La Corte d’Appello condanna Verona Pulita e da’ ragione a Neri

 
 

La Corte di Appello di Venezia con sentenza del 31 maggio, resa nota martedì 7 giugno, ha dichiarato la nullità della promessa di pagamento, del 4 settembre 2017 a firma di Edi Maria Neri, all’epoca assessore alla Legalità, Trasparenza, Affari legali, Demanio, Economato dell’Amministrazione Sboarina, azionata dall’associazione Verona Pulita.

E ha, quindi, condannato «Verona Pulita a rifondere a Neri Edi Maria le spese di difesa dei due gradi di giudizio, liquidate, quanto al primo grado, in € 5.439,00 – di cui € 4.500,00 per compensi, € 264,00 per esborsi ed il resto per rimborso forfettario – e, quanto al presente grado, in € 4.752,50 – di cui € 3.800,00 per compensi, € 382,50 per esborsi ed il resto per rimborso forfettario – oltre ad IVA se dovuta e CPA» come si legge nel documento.

La sentenza della Corte di Appello ha ribaltato completamente la pronuncia di primo grado del Tribunale di Verona, con la quale Edi Maria Neri era stata condannata a versare a Verona Pulita il 20 per cento dell’indennità netta mensile di assessore (circa 600 euro) dall’aprile 2018 al novembre 2020, data nella quale Neri cessò dall’incarico.

La decisione della Corte di Appello crea un precedente giurisprudenziale molto importante, in quanto «Non sembra si possa validamente sostenere un nesso di corrispettività tra indicazione del movimento in vista della nomina assessorile e impegno ad effettuare i versamenti: non solo perché tale nesso dovrebbe emergere dal contenuto della promessa unilaterale (che in tale prospettiva si configurerebbe come parte di un’operazione negoziale bilaterale più complessa), ma anche perché si porrebbe un evidente questione in ordine alla liceità di un simile patto, con il quale si verrebbe ad introdurre inammissibilmente una logica economica di scambio nell’ambito di scelte politiche e di governo della cosa pubblica (né, d’altronde, l’appellata sostiene di avere designato l’appellante per la nomina ad assessore in cambio o in vista dell’obbligo di contribuzione da costei assunto, di lì a poco, nei riguardi dell’associazione)».

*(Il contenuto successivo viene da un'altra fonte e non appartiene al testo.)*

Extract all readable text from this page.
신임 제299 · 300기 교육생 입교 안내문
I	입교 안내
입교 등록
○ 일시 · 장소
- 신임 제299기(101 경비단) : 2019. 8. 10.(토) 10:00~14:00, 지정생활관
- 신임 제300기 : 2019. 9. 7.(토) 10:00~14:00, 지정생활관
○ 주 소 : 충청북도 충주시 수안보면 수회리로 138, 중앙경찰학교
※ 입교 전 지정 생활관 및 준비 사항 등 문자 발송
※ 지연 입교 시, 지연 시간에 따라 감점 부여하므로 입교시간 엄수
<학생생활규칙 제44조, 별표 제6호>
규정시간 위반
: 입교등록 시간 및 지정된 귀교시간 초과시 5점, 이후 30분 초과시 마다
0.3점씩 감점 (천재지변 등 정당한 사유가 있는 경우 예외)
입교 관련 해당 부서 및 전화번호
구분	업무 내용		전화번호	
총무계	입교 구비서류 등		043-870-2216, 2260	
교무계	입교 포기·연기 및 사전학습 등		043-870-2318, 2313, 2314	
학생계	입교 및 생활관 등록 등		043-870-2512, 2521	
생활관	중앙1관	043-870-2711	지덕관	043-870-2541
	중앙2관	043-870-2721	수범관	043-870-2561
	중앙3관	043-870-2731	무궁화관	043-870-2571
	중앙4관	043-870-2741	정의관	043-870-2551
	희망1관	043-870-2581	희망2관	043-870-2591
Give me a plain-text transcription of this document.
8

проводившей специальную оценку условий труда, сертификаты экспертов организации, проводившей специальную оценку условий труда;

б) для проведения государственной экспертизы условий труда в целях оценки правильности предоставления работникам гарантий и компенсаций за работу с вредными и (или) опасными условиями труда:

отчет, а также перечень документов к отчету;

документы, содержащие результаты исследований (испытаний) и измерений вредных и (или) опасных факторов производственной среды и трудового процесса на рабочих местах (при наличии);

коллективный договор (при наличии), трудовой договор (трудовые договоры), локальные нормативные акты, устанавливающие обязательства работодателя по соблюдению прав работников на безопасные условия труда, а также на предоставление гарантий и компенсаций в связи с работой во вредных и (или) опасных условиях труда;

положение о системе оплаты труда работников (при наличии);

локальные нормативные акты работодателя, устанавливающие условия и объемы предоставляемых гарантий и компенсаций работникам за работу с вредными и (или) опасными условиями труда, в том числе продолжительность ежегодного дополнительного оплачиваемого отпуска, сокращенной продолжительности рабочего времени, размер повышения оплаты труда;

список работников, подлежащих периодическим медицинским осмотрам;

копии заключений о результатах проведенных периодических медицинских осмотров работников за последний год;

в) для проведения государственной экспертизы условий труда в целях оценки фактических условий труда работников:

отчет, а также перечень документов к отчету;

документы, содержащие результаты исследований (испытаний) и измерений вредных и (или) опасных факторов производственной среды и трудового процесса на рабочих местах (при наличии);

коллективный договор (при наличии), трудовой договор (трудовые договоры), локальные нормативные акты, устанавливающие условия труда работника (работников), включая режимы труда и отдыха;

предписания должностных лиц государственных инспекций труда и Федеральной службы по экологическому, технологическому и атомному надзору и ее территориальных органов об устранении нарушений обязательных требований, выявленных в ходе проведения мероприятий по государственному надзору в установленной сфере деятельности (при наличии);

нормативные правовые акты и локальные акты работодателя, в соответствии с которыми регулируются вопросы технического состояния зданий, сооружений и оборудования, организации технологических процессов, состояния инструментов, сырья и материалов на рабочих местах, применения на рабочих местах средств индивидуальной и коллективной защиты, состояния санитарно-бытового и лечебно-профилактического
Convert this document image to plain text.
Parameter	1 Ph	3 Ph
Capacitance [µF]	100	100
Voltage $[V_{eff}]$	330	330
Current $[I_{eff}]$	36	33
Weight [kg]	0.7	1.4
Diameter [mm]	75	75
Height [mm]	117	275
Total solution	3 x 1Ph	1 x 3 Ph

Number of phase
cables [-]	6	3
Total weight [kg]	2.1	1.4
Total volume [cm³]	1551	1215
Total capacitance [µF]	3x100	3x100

«Finalmente, con una pronuncia scritta pregevolmente in punta di diritto, si è fatta chiarezza sulla natura della promessa di pagamento che alcuni soci di Verona Pulita avevano dovuto sottoscrivere, su richiesta del presidente Michele Croce, nel settembre 2017, una volta investiti dei loro rispettivi incarichi. Come emerge dalla motivazione pregevolmente riportata in sentenza, ho ritenuto all’epoca dei fatti di adempiere al versamento di una somma, che, peraltro, ho sempre considerato esagerata nel suo quantum (il 20 per cento era stato imposto da Croce), fino a quando ho ritenuto di far parte del movimento per ideali condivisi e in primis di legalità e trasparenza. Faccio presente che sono stata iscritta a Verona Pulita solo nell’anno 2017, quando ho contribuito alla campagna elettorale del movimento sebbene non volli candidarmi per il consiglio comunale. A partire dall’inizio del 2018 la condivisione è cessata e le incomprensioni si sono fatte sempre più evidenti. E a partire dall’aprile del 2018 ho ritenuto di non voler più versare la percentuale della mia indennità di assessore, non riconoscendomi nello spirito e nella gestione dell’associazione e non avendo più rapporti di alcuna natura con il movimento medesimo e con il suo presidente» dichiara Neri.